Isso quer dizer que o jogo está ganho? Não, longe disso. Há elementos importantes que merecem atenção. O Governo possui ativos preciosos que podem ser usados para se manter no poder. O primeiro deles se refere à condição de maior autoridade do executivo brasileiro. A literatura política já mostrou inúmeras vezes que uma caneta presidencial, mesmo uma Bic, aumenta a chance desse Governo permanecer no poder. A principal razão é que ele pode de forma discricionária escolher onde alocar recursos e orçamento público. Isto é, pode beneficiar grupos políticos e partidários que compõem a sua base, assim como focalizar políticas de transferência para segmentos da sociedade. O apoio de parte do centrão exemplifica a primeira ideia e a prova de que isso está ocorrendo é a resistência do atual presidente da câmara, Arthur Lira, à abertura de um processo de impeachment mesmo diante de crimes de responsabilidade do presidente da República.
A segunda ideia pode ser comprovada com declarações públicas do ministro da economia, Paulo Guedes, como a dita há poucas semanas, “agora vem a eleição? Nós vamos para o ataque. Vai ter Bolsa Família melhorado”. Além das questões orçamentárias e de transferências de recursos, o Governo tem à disposição toda a máquina federal, seja para propagandear diariamente o que quer, seja para contratar e dispor de instrumentos que podem auxiliar na reeleição. Finalmente, o Governo tem demonstrado excelente capacidade de se comunicar com uma base eleitoral relativamente consolidada, coesa e munida de setores radicalizados e dispostos a apoiar o presidente além de ignorar toda e qualquer barbaridade exibida ao longo dessa administração. Como dito acima, a base de apoio do presidente representa 25% do eleitorado, número suficiente para levá-lo ao segundo turno das eleições. Por fim, o que quero dizer é: sejamos cautelosos.

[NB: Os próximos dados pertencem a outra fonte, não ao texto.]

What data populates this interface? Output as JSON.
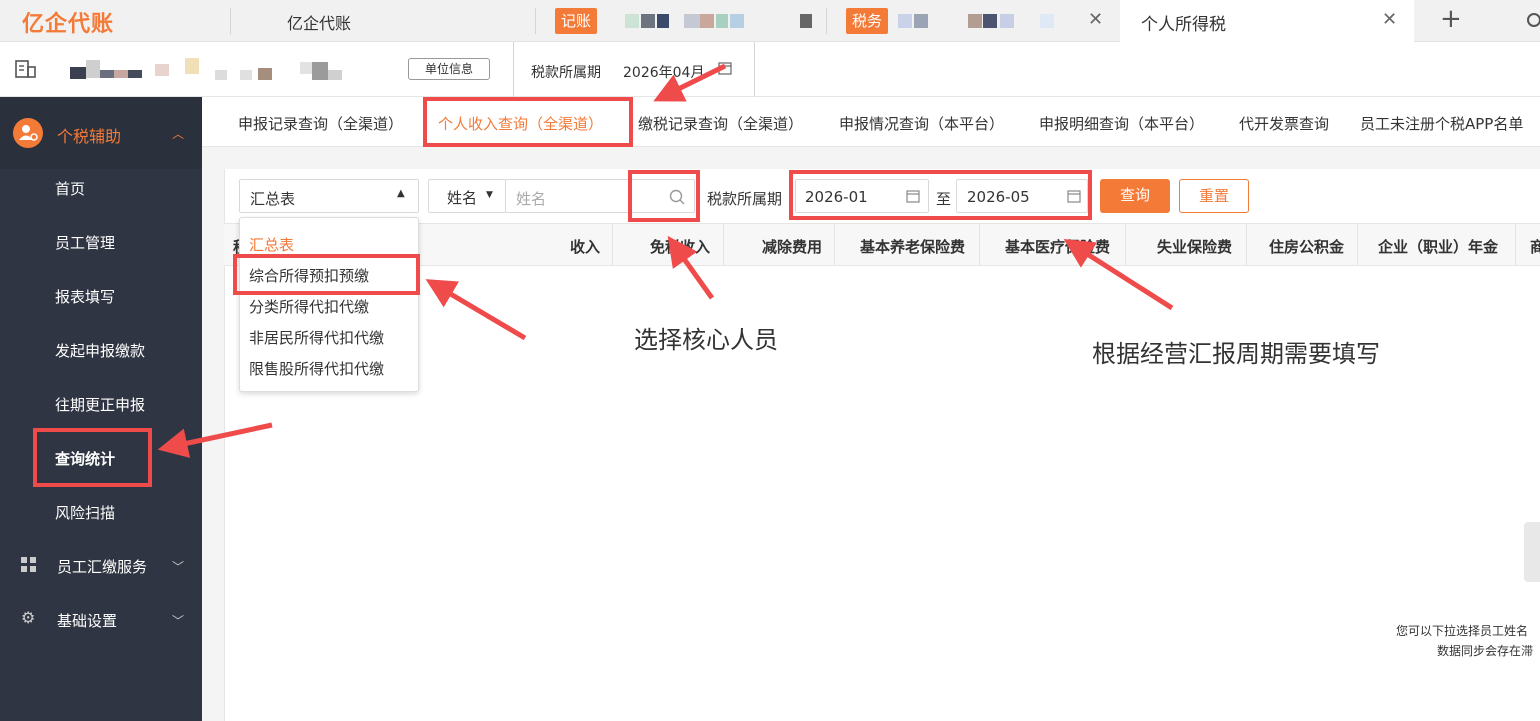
{
  "tabbar": {
    "logo": "亿企代账",
    "app_title": "亿企代账",
    "tab1_badge": "记账",
    "tab2_badge": "税务",
    "active_tab": "个人所得税",
    "new_tab_icon": "plus-icon",
    "search_icon": "search-icon"
  },
  "header": {
    "unit_info_button": "单位信息",
    "period_label": "税款所属期",
    "period_value": "2026年04月"
  },
  "sidebar": {
    "section1": "个税辅助",
    "items": [
      "首页",
      "员工管理",
      "报表填写",
      "发起申报缴款",
      "往期更正申报",
      "查询统计",
      "风险扫描"
    ],
    "section2": "员工汇缴服务",
    "section3": "基础设置",
    "active_item": "查询统计"
  },
  "nav_tabs": [
    "申报记录查询（全渠道）",
    "个人收入查询（全渠道）",
    "缴税记录查询（全渠道）",
    "申报情况查询（本平台）",
    "申报明细查询（本平台）",
    "代开发票查询",
    "员工未注册个税APP名单"
  ],
  "filters": {
    "report_select_value": "汇总表",
    "name_type": "姓名",
    "name_placeholder": "姓名",
    "period_label": "税款所属期",
    "start_date": "2026-01",
    "to_label": "至",
    "end_date": "2026-05",
    "query_button": "查询",
    "reset_button": "重置"
  },
  "dropdown_options": [
    "汇总表",
    "综合所得预扣预缴",
    "分类所得代扣代缴",
    "非居民所得代扣代缴",
    "限售股所得代扣代缴"
  ],
  "table_headers": [
    "收入",
    "免税收入",
    "减除费用",
    "基本养老保险费",
    "基本医疗保险费",
    "失业保险费",
    "住房公积金",
    "企业（职业）年金",
    "商"
  ],
  "annotations": {
    "select_core": "选择核心人员",
    "fill_period": "根据经营汇报周期需要填写"
  },
  "empty_hint": {
    "line1": "您可以下拉选择员工姓名",
    "line2": "数据同步会存在滞"
  },
  "colors": {
    "accent": "#f47a38",
    "sidebar_bg": "#2f3542",
    "annotation_red": "#ef4b4b"
  }
}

Voltemos às pesquisas e às ruas para que o desânimo não tome conta da racionalidade. É para evitar isso que também retorno à frase de Przeworski que inaugura este artigo: “As condições não definem resultados; as ações das pessoas nessas condições é que definem”. É bem verdade que pesquisas de opinião pública geram dúvidas e desconfianças. Mas há menos emoção por trás de tabelas e gráficos do que ver, sentir e ouvir o povo na rua. As manifestações parecem estar tomando cada vez mais corpo e produzindo um efeito que andava raro por aqui: união de diferentes grupos.
Partidos de esquerda voltam a ocupar com mais desenvoltura as ruas, mas não só eles, dividem o espaço político com diferentes grupos da sociedade, todos eles massacrados e cansados por dois anos e meio de governo Bolsonaro. Idosos, jovens, negros, índios, mulheres. No meio deles, eleitores arrependidos do governo posam para fotos com os rostos cansados. Algo mudou. E um lembrete às forças que trabalham pela democracia: o Brasil deste ano não é o mesmo Brasil de 2018. É um Brasil mais triste, mais sofrido e com meio milhão a menos de brasileiros. Mas a grande maioria dos que sobreviveram não vai permitir que varram a memória dos mortos para debaixo do tapete.
Carolina Botelho é doutora em Ciência Política, pesquisadora no Laboratório de Neurociência Cognitiva e Social Mackenzie (SCNLab/Mackenzie) e Doxa/Iesp/UERJ.